Kevin Standlee (kevin_standlee) wrote,
Kevin Standlee

S&P 25 Success

I think the Statistics & Probability Practicum ($10 lab fee) went remarkably well. Lisa was able to get her laptop to display the countdown/round time on the big-screen TV in the Santa Vesta Room. (A good thing, too, as my personal laptop won't boot and my company-issued one doesn't have an S-video connector. Lisa remembered the S-video connector that I'd forgotten.)

Earlier in the day, Lisa and I had taken a quiet 45 minutes to break up the boxes of score-keeping chips that SMOFCon 28 purchased into thirty sets of equal value (580 chips, as it happens). This helped a great deal during setup.

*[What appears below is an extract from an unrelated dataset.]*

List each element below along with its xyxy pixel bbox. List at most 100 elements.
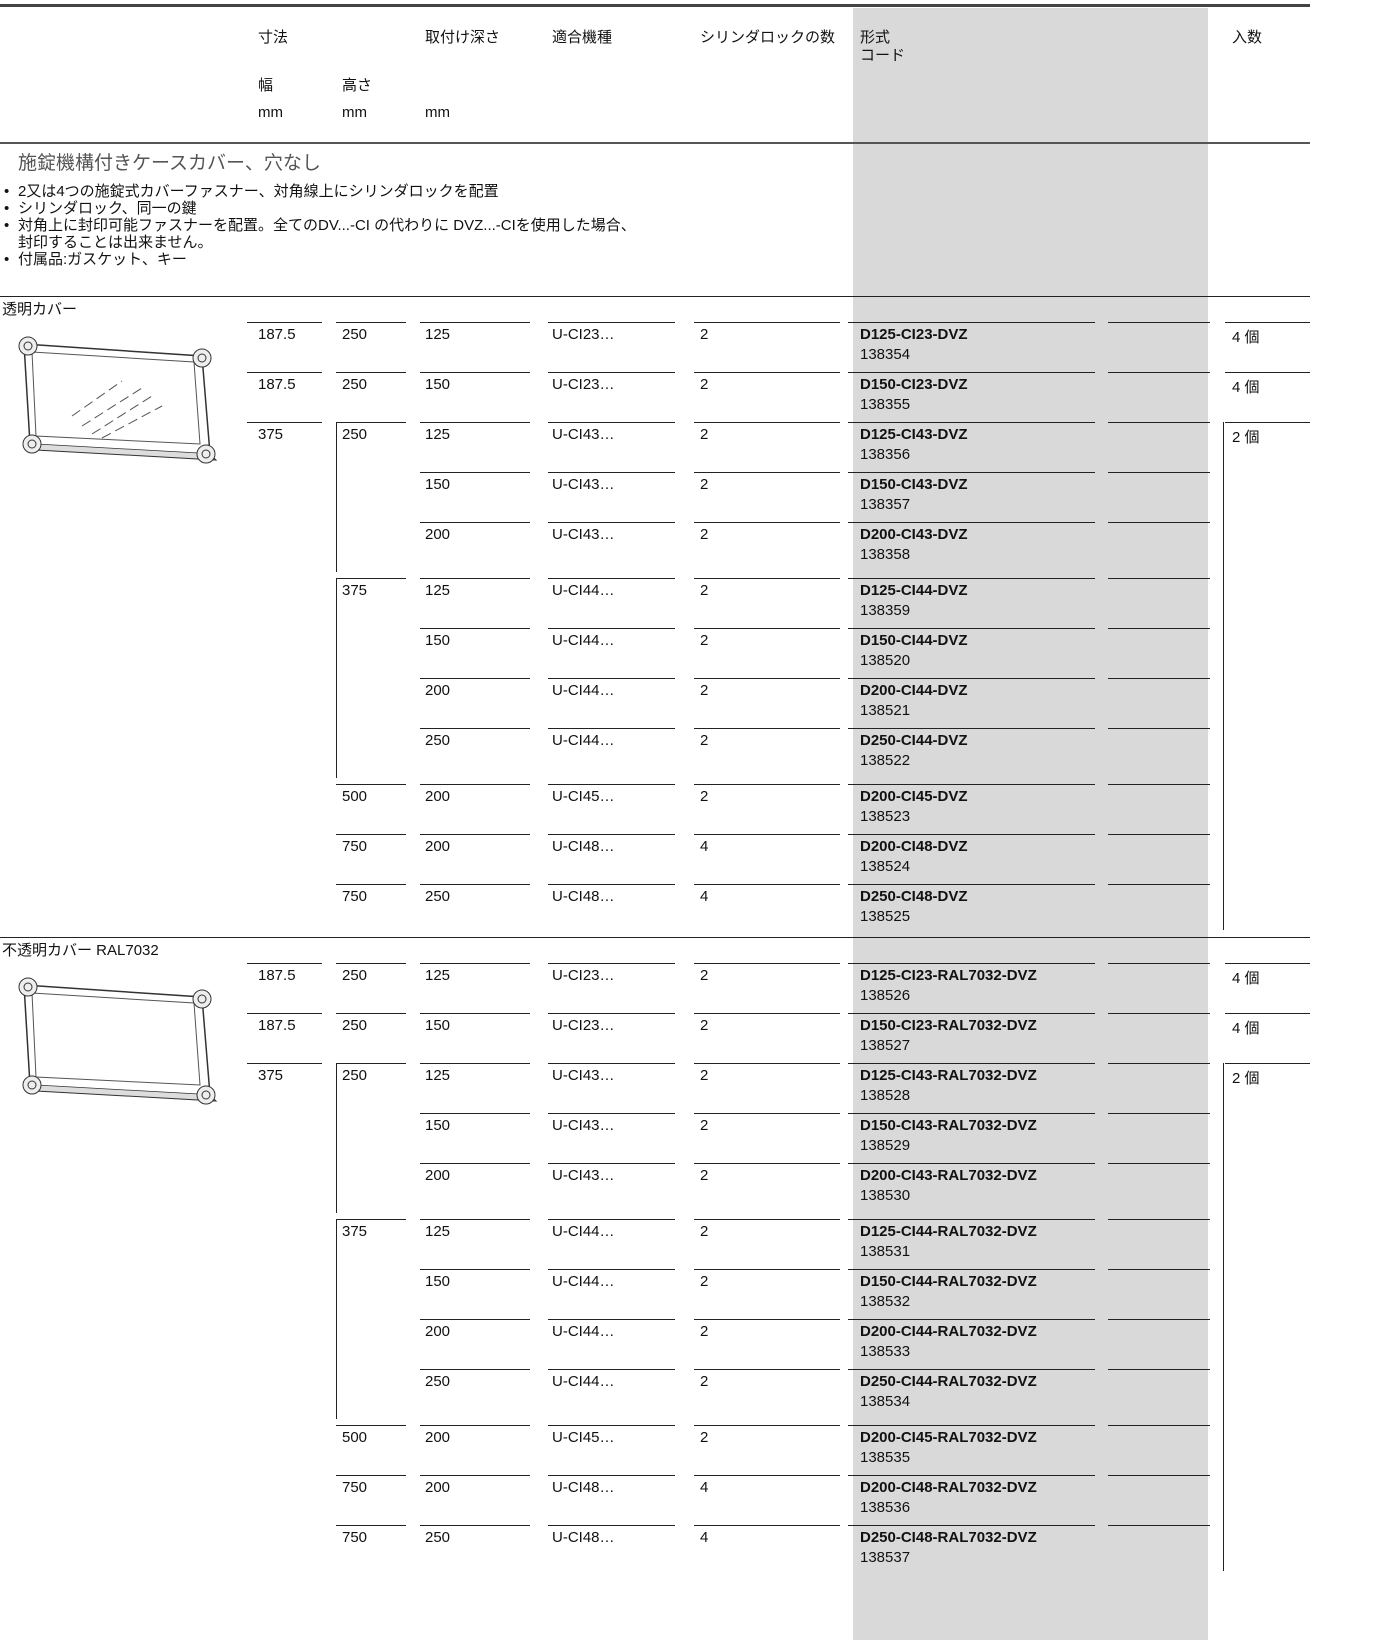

When we got to Santa Vesta, Judy Bemis helpfully checked people in, including dealing with walk-in scholars. We ended up with 25 (out of an announced 30-slot maximum) participants, whom we divided up randomly among three tables. We then proceeded through the usual process of elimination over the next few hours. "Chip Girl" Dave Cantor, a former professional casino card dealer, did a great job keeping the process moving along, dealing with chipping-up and otherwise acting as general factorum. It made it much easier for me to concentrate on my own hands. Having the countdown clock displayed on the big screen helped a lot too.

I once again managed to make it to the Final Table of nine players, but mainly because of my lack of willingness to play too many hands, which didn't leave me with a lot of supplies when facing the chip leaders. I ended up finishing in eighth place after losing an all-in race (3-3 against K-Q).

Lisa played as well, but she and travelswithkuma were among the first few eliminated. I'm not sure Bears understand this "flush" business when they had a perfectly good two pair out there. She came back to the room later to help with the clean-up and tear-down.

Finally we got to the Final Four: those who got a payout from the event, starting at $12 for fourth place. Sandra Childress, who at one time was the really big chip leader, ended up finishing fourth. The remaining three players chased each other back and forth for two rounds before deciding to give up and equally split the remaining pool before calling it a night.

I often get the feeling that there is a portion of the SMOFCon regular attendees who dislike my organizing these events, but I'm pretty sure it provided multiple useful functions here. Besides being a fun event that encourages socializing — because seats are randomized, you don't just sit near people you already know — but there's a practical issue here: There's no way we could fit 140 people into the Grand Suite. Having "counter-programming" made things work more smoothly. And speaking of smooth, I haven't heard how the beer tasting went yet.

Now I really must sleep. It's 4 AM. I think I'll have to skip the first tranche of program items on Sunday.